Population en âge de travailler 2018-2050

La carte est issue d’une coopération entre le SIG-GR et l’Observatoire interrégional du marché de l’emploi (OIE) de la Grande Région. Elle fait partie du rapport sur la situation du marché de l'emploi dans la Grande Région en 2017/2018 que l’OIE a réalisé pour le Sommet de la Grande Région.

 

Un développement du potentiel de la population active dans le rouge, notamment dans les régions allemandes

Toutes les composantes de l’espace de coopération grand-régional ne sont pas égales face au changement démographique et donc à l’évolution future de leur potentiel d’actifs. Selon les estimations, la Sarre se retrouverait, en 2050, dans la situation la plus préoccupante concernant sa population en âge de travailler. Elle perdrait, comparé à 2018, en effet 33 % de sa population active. La plupart du territoire de la Rhénanie-Palatinat s’en sort à peine mieux, avec une baisse de son potentiel d’actifs estimée de -20 à -30 %, à l’exception de quelques régions à l’est du Land, le long du Rhin, qui enregistrent une baisse de -10 à -20 %. En ce qui concerne les villes de Ludwigshafen et Mayence, une baisse du potentiel de la population active autour de 15 % est à prévoir, et jusqu’à -23 % à Trèves. En moyenne, la Rhénanie-Palatinat devrait voir son potentiel d’actifs baisser de 24 % jusqu’à 2050.
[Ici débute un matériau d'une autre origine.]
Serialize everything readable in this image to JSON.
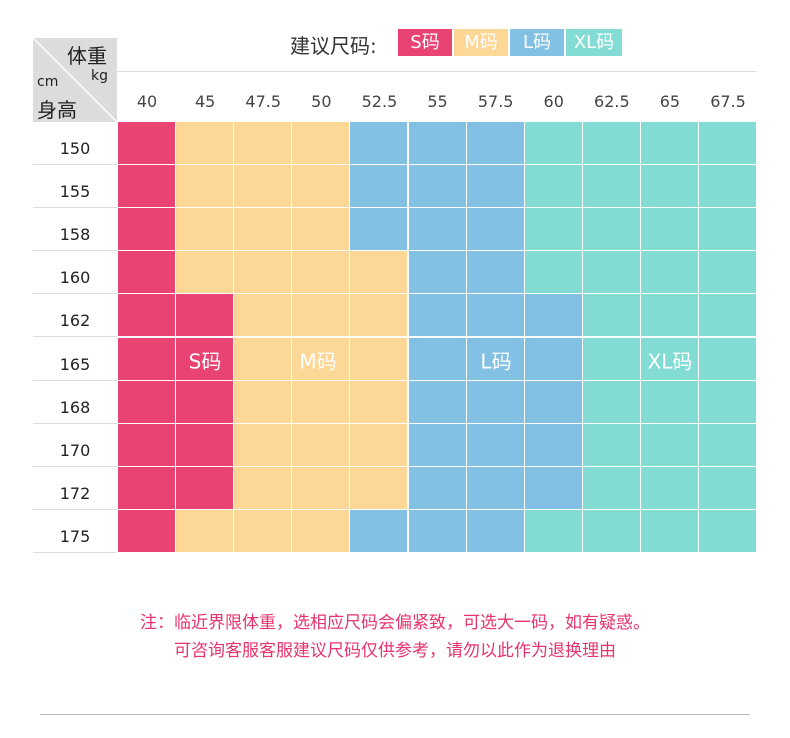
{
  "legend": {
    "title": "建议尺码:",
    "items": [
      {
        "label": "S码",
        "color": "#e84373"
      },
      {
        "label": "M码",
        "color": "#fdd795"
      },
      {
        "label": "L码",
        "color": "#82c1e4"
      },
      {
        "label": "XL码",
        "color": "#83dcd4"
      }
    ]
  },
  "corner": {
    "weight": "体重",
    "weight_unit": "kg",
    "height_unit": "cm",
    "height": "身高"
  },
  "weights": [
    "40",
    "45",
    "47.5",
    "50",
    "52.5",
    "55",
    "57.5",
    "60",
    "62.5",
    "65",
    "67.5"
  ],
  "heights": [
    "150",
    "155",
    "158",
    "160",
    "162",
    "165",
    "168",
    "170",
    "172",
    "175"
  ],
  "size_map": [
    "SMMMLLLXXXX",
    "SMMMLLLXXXX",
    "SMMMLLLXXXX",
    "SMMMMLLXXXX",
    "SSMMMLLLXXX",
    "SSMMMLLLXXX",
    "SSMMMLLLXXX",
    "SSMMMLLLXXX",
    "SSMMMLLLXXX",
    "SMMMLLLXXXX"
  ],
  "size_labels": {
    "S": "S码",
    "M": "M码",
    "L": "L码",
    "XL": "XL码"
  },
  "notes": [
    "注：临近界限体重，选相应尺码会偏紧致，可选大一码，如有疑惑。",
    "可咨询客服客服建议尺码仅供参考，请勿以此作为退换理由"
  ]
}
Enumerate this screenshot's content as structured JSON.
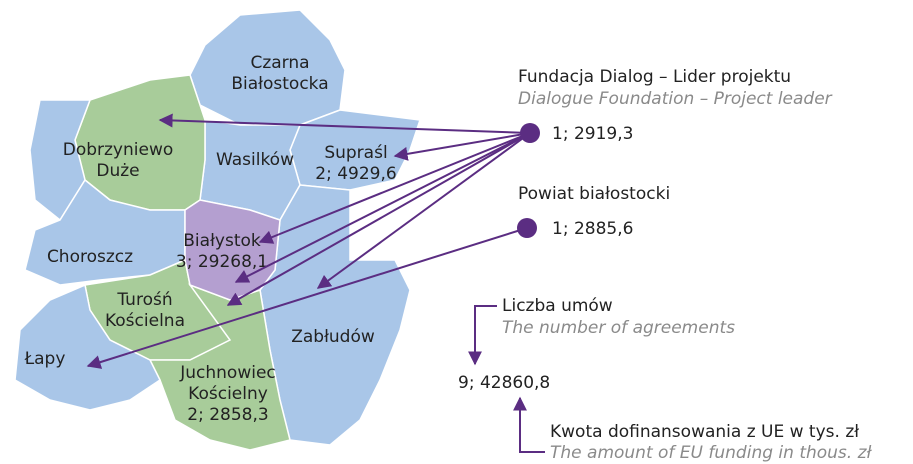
{
  "regions": [
    {
      "name": [
        "Czarna",
        "Białostocka"
      ]
    },
    {
      "name": [
        "Dobrzyniewo",
        "Duże"
      ]
    },
    {
      "name": [
        "Wasilków"
      ]
    },
    {
      "name": [
        "Supraśl"
      ],
      "value": "2; 4929,6"
    },
    {
      "name": [
        "Choroszcz"
      ]
    },
    {
      "name": [
        "Białystok"
      ],
      "value": "3; 29268,1"
    },
    {
      "name": [
        "Turośń",
        "Kościelna"
      ]
    },
    {
      "name": [
        "Łapy"
      ]
    },
    {
      "name": [
        "Zabłudów"
      ]
    },
    {
      "name": [
        "Juchnowiec",
        "Kościelny"
      ],
      "value": "2; 2858,3"
    }
  ],
  "beneficiaries": [
    {
      "name": "Fundacja Dialog – Lider projektu",
      "name_en": "Dialogue Foundation – Project leader",
      "value": "1; 2919,3"
    },
    {
      "name": "Powiat białostocki",
      "value": "1; 2885,6"
    }
  ],
  "key": {
    "count_label": "Liczba umów",
    "count_label_en": "The number of agreements",
    "total": "9; 42860,8",
    "amount_label": "Kwota dofinansowania z UE w tys. zł",
    "amount_label_en": "The amount of EU funding in thous. zł"
  }
}
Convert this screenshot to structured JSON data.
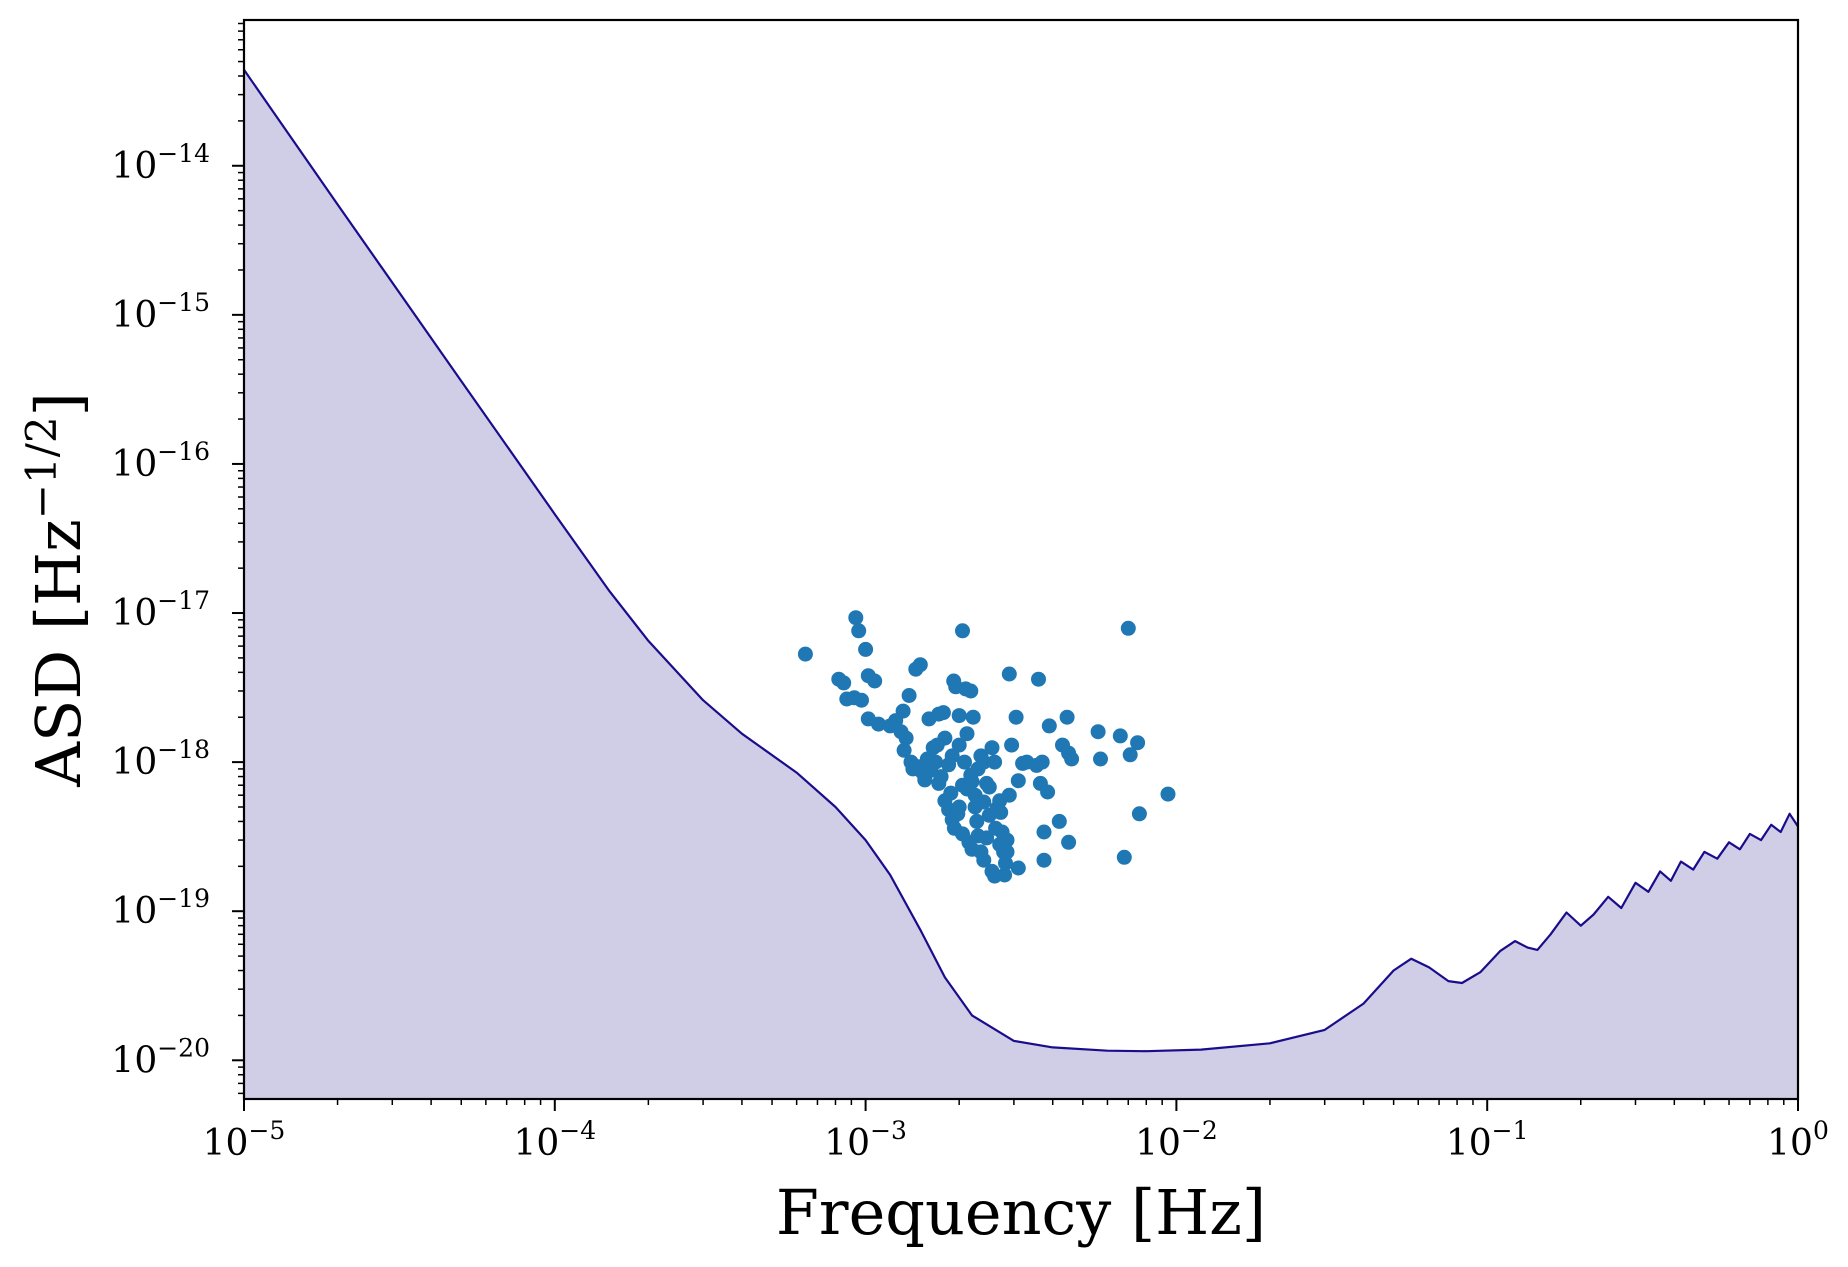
{
  "chart_data": {
    "type": "line+scatter",
    "xlabel": "Frequency [Hz]",
    "ylabel_base": "ASD [Hz",
    "ylabel_exp": "−1/2",
    "ylabel_close": "]",
    "xscale": "log",
    "yscale": "log",
    "xlim": [
      1e-05,
      1
    ],
    "ylim": [
      5.5e-21,
      9.5e-14
    ],
    "grid": false,
    "x_ticks": [
      {
        "base": "10",
        "exp": "−5"
      },
      {
        "base": "10",
        "exp": "−4"
      },
      {
        "base": "10",
        "exp": "−3"
      },
      {
        "base": "10",
        "exp": "−2"
      },
      {
        "base": "10",
        "exp": "−1"
      },
      {
        "base": "10",
        "exp": "0"
      }
    ],
    "y_ticks": [
      {
        "base": "10",
        "exp": "−20"
      },
      {
        "base": "10",
        "exp": "−19"
      },
      {
        "base": "10",
        "exp": "−18"
      },
      {
        "base": "10",
        "exp": "−17"
      },
      {
        "base": "10",
        "exp": "−16"
      },
      {
        "base": "10",
        "exp": "−15"
      },
      {
        "base": "10",
        "exp": "−14"
      }
    ],
    "curve": {
      "color": "#1a0d8c",
      "fill_color": "#d0cee6",
      "points": [
        [
          1e-05,
          4.4e-14
        ],
        [
          2e-05,
          5.5e-15
        ],
        [
          5e-05,
          3.6e-16
        ],
        [
          0.0001,
          4.6e-17
        ],
        [
          0.00015,
          1.4e-17
        ],
        [
          0.0002,
          6.5e-18
        ],
        [
          0.0003,
          2.6e-18
        ],
        [
          0.0004,
          1.55e-18
        ],
        [
          0.0006,
          8.5e-19
        ],
        [
          0.0008,
          5e-19
        ],
        [
          0.001,
          3e-19
        ],
        [
          0.0012,
          1.75e-19
        ],
        [
          0.0015,
          7.5e-20
        ],
        [
          0.0018,
          3.6e-20
        ],
        [
          0.0022,
          2e-20
        ],
        [
          0.003,
          1.35e-20
        ],
        [
          0.004,
          1.22e-20
        ],
        [
          0.006,
          1.16e-20
        ],
        [
          0.008,
          1.15e-20
        ],
        [
          0.012,
          1.18e-20
        ],
        [
          0.02,
          1.3e-20
        ],
        [
          0.03,
          1.6e-20
        ],
        [
          0.04,
          2.4e-20
        ],
        [
          0.05,
          4e-20
        ],
        [
          0.057,
          4.8e-20
        ],
        [
          0.065,
          4.2e-20
        ],
        [
          0.075,
          3.4e-20
        ],
        [
          0.083,
          3.3e-20
        ],
        [
          0.095,
          3.9e-20
        ],
        [
          0.11,
          5.4e-20
        ],
        [
          0.123,
          6.3e-20
        ],
        [
          0.135,
          5.7e-20
        ],
        [
          0.145,
          5.5e-20
        ],
        [
          0.16,
          7e-20
        ],
        [
          0.18,
          9.8e-20
        ],
        [
          0.2,
          8e-20
        ],
        [
          0.22,
          9.5e-20
        ],
        [
          0.245,
          1.25e-19
        ],
        [
          0.27,
          1.05e-19
        ],
        [
          0.3,
          1.55e-19
        ],
        [
          0.33,
          1.35e-19
        ],
        [
          0.36,
          1.85e-19
        ],
        [
          0.39,
          1.6e-19
        ],
        [
          0.42,
          2.15e-19
        ],
        [
          0.46,
          1.9e-19
        ],
        [
          0.5,
          2.5e-19
        ],
        [
          0.55,
          2.25e-19
        ],
        [
          0.6,
          2.9e-19
        ],
        [
          0.65,
          2.6e-19
        ],
        [
          0.7,
          3.3e-19
        ],
        [
          0.76,
          3e-19
        ],
        [
          0.82,
          3.8e-19
        ],
        [
          0.88,
          3.4e-19
        ],
        [
          0.94,
          4.5e-19
        ],
        [
          1.0,
          3.7e-19
        ]
      ]
    },
    "scatter": {
      "color": "#1f77b4",
      "points": [
        [
          0.00064,
          5.3e-18
        ],
        [
          0.00093,
          9.3e-18
        ],
        [
          0.00095,
          7.6e-18
        ],
        [
          0.001,
          5.7e-18
        ],
        [
          0.00082,
          3.6e-18
        ],
        [
          0.00085,
          3.4e-18
        ],
        [
          0.00102,
          3.8e-18
        ],
        [
          0.00107,
          3.5e-18
        ],
        [
          0.00087,
          2.65e-18
        ],
        [
          0.00092,
          2.7e-18
        ],
        [
          0.00097,
          2.6e-18
        ],
        [
          0.00102,
          1.95e-18
        ],
        [
          0.0011,
          1.8e-18
        ],
        [
          0.00125,
          1.9e-18
        ],
        [
          0.00132,
          2.2e-18
        ],
        [
          0.00138,
          2.8e-18
        ],
        [
          0.00145,
          4.2e-18
        ],
        [
          0.0015,
          4.5e-18
        ],
        [
          0.0013,
          1.6e-18
        ],
        [
          0.00135,
          1.45e-18
        ],
        [
          0.00133,
          1.2e-18
        ],
        [
          0.0014,
          1e-18
        ],
        [
          0.00148,
          9.3e-19
        ],
        [
          0.00152,
          8.6e-19
        ],
        [
          0.00155,
          7.6e-19
        ],
        [
          0.00162,
          8.8e-19
        ],
        [
          0.00168,
          1e-18
        ],
        [
          0.00172,
          2.1e-18
        ],
        [
          0.00178,
          2.15e-18
        ],
        [
          0.00165,
          1.25e-18
        ],
        [
          0.0018,
          1.45e-18
        ],
        [
          0.00185,
          9.6e-19
        ],
        [
          0.0019,
          1.1e-18
        ],
        [
          0.00192,
          3.5e-18
        ],
        [
          0.00195,
          3.2e-18
        ],
        [
          0.00205,
          7.6e-18
        ],
        [
          0.0021,
          3.1e-18
        ],
        [
          0.00218,
          3e-18
        ],
        [
          0.002,
          2.05e-18
        ],
        [
          0.00222,
          2e-18
        ],
        [
          0.002,
          1.3e-18
        ],
        [
          0.00212,
          1.55e-18
        ],
        [
          0.00208,
          1e-18
        ],
        [
          0.00172,
          7.2e-19
        ],
        [
          0.0018,
          5.5e-19
        ],
        [
          0.00185,
          4.8e-19
        ],
        [
          0.0019,
          4.1e-19
        ],
        [
          0.00193,
          3.6e-19
        ],
        [
          0.002,
          5e-19
        ],
        [
          0.00205,
          7e-19
        ],
        [
          0.00212,
          6.6e-19
        ],
        [
          0.0022,
          7.4e-19
        ],
        [
          0.00225,
          5e-19
        ],
        [
          0.0023,
          9e-19
        ],
        [
          0.00235,
          1.1e-18
        ],
        [
          0.0024,
          1e-18
        ],
        [
          0.00245,
          7.2e-19
        ],
        [
          0.0025,
          6.8e-19
        ],
        [
          0.00255,
          1.25e-18
        ],
        [
          0.00205,
          3.3e-19
        ],
        [
          0.00215,
          2.9e-19
        ],
        [
          0.0022,
          2.6e-19
        ],
        [
          0.0023,
          3.2e-19
        ],
        [
          0.00235,
          2.5e-19
        ],
        [
          0.0024,
          2.2e-19
        ],
        [
          0.00245,
          3.1e-19
        ],
        [
          0.0025,
          4.4e-19
        ],
        [
          0.00255,
          1.85e-19
        ],
        [
          0.0026,
          1.72e-19
        ],
        [
          0.00265,
          4.9e-19
        ],
        [
          0.0027,
          5.5e-19
        ],
        [
          0.00275,
          3.4e-19
        ],
        [
          0.00278,
          2.5e-19
        ],
        [
          0.0028,
          1.75e-19
        ],
        [
          0.00282,
          2.1e-19
        ],
        [
          0.00285,
          3e-19
        ],
        [
          0.0029,
          6e-19
        ],
        [
          0.00295,
          1.3e-18
        ],
        [
          0.0029,
          3.9e-18
        ],
        [
          0.00305,
          2e-18
        ],
        [
          0.0031,
          7.5e-19
        ],
        [
          0.0032,
          9.8e-19
        ],
        [
          0.0031,
          1.95e-19
        ],
        [
          0.00355,
          9.5e-19
        ],
        [
          0.0036,
          3.6e-18
        ],
        [
          0.00365,
          7.2e-19
        ],
        [
          0.0037,
          1e-18
        ],
        [
          0.00375,
          3.4e-19
        ],
        [
          0.00385,
          6.3e-19
        ],
        [
          0.00375,
          2.2e-19
        ],
        [
          0.0039,
          1.75e-18
        ],
        [
          0.0042,
          4e-19
        ],
        [
          0.0043,
          1.3e-18
        ],
        [
          0.00445,
          2e-18
        ],
        [
          0.0045,
          1.15e-18
        ],
        [
          0.0046,
          1.05e-18
        ],
        [
          0.0045,
          2.9e-19
        ],
        [
          0.0056,
          1.6e-18
        ],
        [
          0.0057,
          1.05e-18
        ],
        [
          0.0066,
          1.5e-18
        ],
        [
          0.0068,
          2.3e-19
        ],
        [
          0.007,
          7.9e-18
        ],
        [
          0.0071,
          1.12e-18
        ],
        [
          0.0075,
          1.35e-18
        ],
        [
          0.0076,
          4.5e-19
        ],
        [
          0.0094,
          6.1e-19
        ],
        [
          0.0016,
          1.95e-18
        ],
        [
          0.0012,
          1.75e-18
        ],
        [
          0.00142,
          9e-19
        ],
        [
          0.00158,
          1.05e-18
        ],
        [
          0.00175,
          8e-19
        ],
        [
          0.00188,
          6.2e-19
        ],
        [
          0.00198,
          4.5e-19
        ],
        [
          0.00228,
          4e-19
        ],
        [
          0.00262,
          3.6e-19
        ],
        [
          0.0027,
          2.8e-19
        ],
        [
          0.0024,
          5.4e-19
        ],
        [
          0.00218,
          8.2e-19
        ],
        [
          0.00225,
          6e-19
        ],
        [
          0.0026,
          1e-18
        ],
        [
          0.00272,
          4.6e-19
        ],
        [
          0.0033,
          1e-18
        ],
        [
          0.00285,
          2.5e-19
        ],
        [
          0.0017,
          1.3e-18
        ]
      ]
    }
  }
}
La Lorraine subira, elle aussi, une diminution de son potentiel d’actifs, bien qu’un peu plus modérée (-12,7%). Avec une baisse moyenne de -12,7 % à l’échelle de la région, les départements de la Meuse et des Vosges devraient connaître une perte supérieure à la moyenne en termes régionaux (-22,6 % respectivement -24,1 %).

 

Evolution légèrement positive attendue en Wallonie

En moyenne, la population potentiellement active devrait augmenter très légèrement de 0,5 % jusqu’à 2050, à l’échelle du territoire wallon. Pourtant, en Wallonie, plus qu’un tiers des arrondissements affichent une évolution négative du potentiel d’actifs, ainsi que la Communauté germanophone, qui subirait une diminution possible jusqu’à 11,7 % des actifs potentiels d’ici à 2050. A l’inverse, les arrondissements de Waremme et Neufchâteau affichent, avec une augmentation d’autour des 13 %, une évolution supérieure à la moyenne wallonne.

 

Croissance exceptionnelle de la population active au Luxembourg pronostiquée

Avec une augmentation estimée à 37,6 % à l’échelle du Grand-Duché, entre 2018 et 2050, le Luxembourg est l’unique composante grand-régionale à afficher une nette évolution positive (+ 144 300 personnes), pour atteindre environ 528 300 actifs potentiels. La principale cause réside dans l’important flux migratoire vers le Grand-Duché, qui constitue depuis la fin des années 1980 un pôle d'attraction économique avec un besoin constant en main-d’œuvre. La multiculturalité et le multilinguisme du pays laissent prévoir une continuité dans cette tendance à l’avenir. De plus, les immigrants sont beaucoup plus féconds que les Luxembourgeois et stabilisent, voire augmentent ainsi la croissance démographique naturelle. Le vieillissement se trouve donc globalement atténué et le Luxembourg bénéficiera toujours, à l’avenir, d’une structure des âges relativement jeune et d’un fort potentiel d’actifs.